With the release of the new Boston Spaceships album and Guided By Voices Suitcase 3, one can't help but wonder what Pollard is doing. The answer is sort of the same stuff... Pollard has been writing and recording since the demise of the DIY deities Guided By Voices. GBV formed in 1983 and beginning with 1992's Propeller, began a recording a slew of incredible albums on 4-track. Alien Lanes, Bee Thousand, Vampire on Titus, and Mag Earwhig were the perfect Indie albums to couple with the 1990s. Pollard, who wrote most of the songs, infused GBV the aurora of a silent majority of regulars.

Even as late of 2001, the release of Isolation Drills could be considered one of their best. Bob's 1:30 - 2:15 minute gems usually found their place on an album of 15-25 tracks. Between '83 and today, he has released 16 with GBV, 13 solo projects, and 26 under other banners. This massive mesh of interlocking projects featured some of GBV, the man in particular was Tobin Sprout with whom he released two Airport 5 albums. Bob can write songs. The 1998 documentary Watch Me Jumpstart features a interview with Bob and his brother explaining how he used to come up with songs when he was younger, and they're in the burger joint (probably in Dayton, as Pollard is a notorious home-body) where Bob can recall it word for word. Boston Spaceships is just the latest of this phenomenon. Already on their 4th release, entitled Zero to 99, it seems each new project is just a way of writing Bob's legacy.
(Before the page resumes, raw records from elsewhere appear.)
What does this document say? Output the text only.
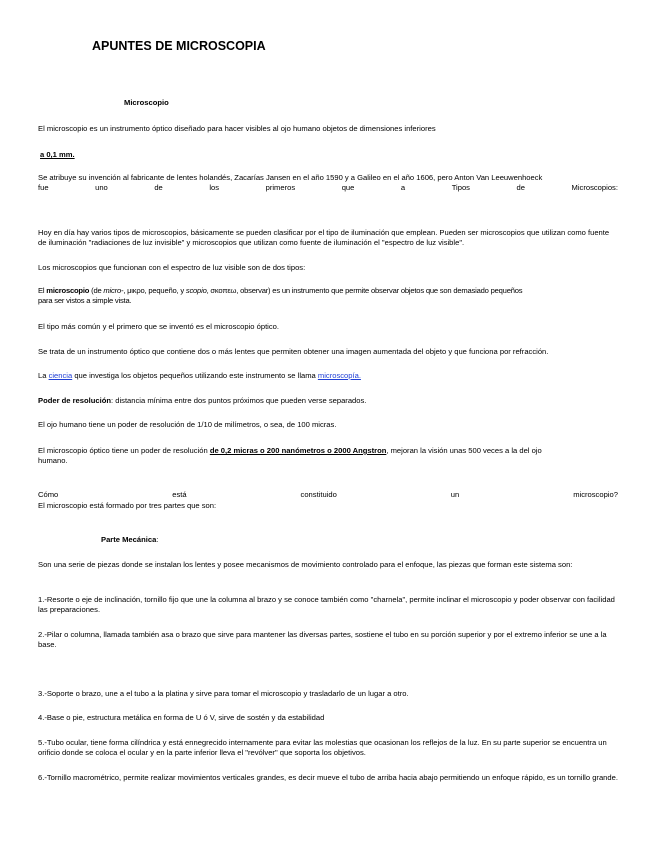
APUNTES DE MICROSCOPIA

Microscopio

El microscopio es un instrumento óptico diseñado para hacer visibles al ojo humano objetos de dimensiones inferiores

a 0,1 mm.

Se atribuye su invención al fabricante de lentes holandés, Zacarías Jansen en el año 1590 y a Galileo en el año 1606, pero Anton Van Leeuwenhoeck

fue	uno	de	los	primeros	que	a	Tipos	de	Microscopios:

Hoy en día hay varios tipos de microscopios, básicamente se pueden clasificar por el tipo de iluminación que emplean. Pueden ser microscopios que utilizan como fuente de iluminación "radiaciones de luz invisible" y microscopios que utilizan como fuente de iluminación el "espectro de luz visible".

Los microscopios que funcionan con el espectro de luz visible son de dos tipos:

El microscopio (de micro-, μικρο, pequeño, y scopio, σκοπεω, observar) es un instrumento que permite observar objetos que son demasiado pequeños
para ser vistos a simple vista.

El tipo más común y el primero que se inventó es el microscopio óptico.

Se trata de un instrumento óptico que contiene dos o más lentes que permiten obtener una imagen aumentada del objeto y que funciona por refracción.

La ciencia que investiga los objetos pequeños utilizando este instrumento se llama microscopía.

Poder de resolución: distancia mínima entre dos puntos próximos que pueden verse separados.

El ojo humano tiene un poder de resolución de 1/10 de milímetros, o sea, de 100 micras.

El microscopio óptico tiene un poder de resolución de 0,2 micras o 200 nanómetros o 2000 Angstron, mejoran la visión unas 500 veces a la del ojo
humano.

Cómo	está	constituido	un	microscopio?

El microscopio está formado por tres partes que son:

Parte Mecánica:

Son una serie de piezas donde se instalan los lentes y posee mecanismos de movimiento controlado para el enfoque, las piezas que forman este sistema son:

1.-Resorte o eje de inclinación, tornillo fijo que une la columna al brazo y se conoce también como "charnela", permite inclinar el microscopio y poder observar con facilidad las preparaciones.

2.-Pilar o columna, llamada también asa o brazo que sirve para mantener las diversas partes, sostiene el tubo en su porción superior y por el extremo inferior se une a la base.

3.-Soporte o brazo, une a el tubo a la platina y sirve para tomar el microscopio y trasladarlo de un lugar a otro.

4.-Base o pie, estructura metálica en forma de U ó V, sirve de sostén y da estabilidad

5.-Tubo ocular, tiene forma cilíndrica y está ennegrecido internamente para evitar las molestias que ocasionan los reflejos de la luz. En su parte superior se encuentra un orificio donde se coloca el ocular y en la parte inferior lleva el "revólver" que soporta los objetivos.

6.-Tornillo macrométrico, permite realizar movimientos verticales grandes, es decir mueve el tubo de arriba hacia abajo permitiendo un enfoque rápido, es un tornillo grande.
Zero to 99 discusses some facet of an older man reminiscing on beautiful 90s slacking...or perhaps looking ahead to a cloudy future. The beauty isn't in the meaning which you get instantly, its usually veiled in a strange character (Pluto the Skate) or some extended awkward metaphor (Godless). Zero flows in and out of strange pops, Let it Rest For a While has chunky, reverbed guitar and floating vocals where as Trahsed Aircraft Baby begins with a cheesey sample which seems just sewn on the front end, ready to fall off. Godless is a solitary, clean bard's tale. Track after track, you can see the seams in the album. Did he write this group on a rainy day? Had he just got done listening to the Cars for a day? Or perhaps he just got over a recording session running late into the night and had to go out for beer. Regardless, it is still chock full of lo-fi sounds, ranging from trumpet to loosed-cord...or (chord) guitars and tin-foil headed snare drums.

One could never fathom how many songs he's actually thought up because we only get to experience those he's recorded.
Even Dylan needed a backing band eventually. Randy Newman wrote about the good old days in Ohio. Leonard Cohen's returned, far from his golden years. And you can pretty much always find Bowie. Bob Pollard has certainly joined the ranks.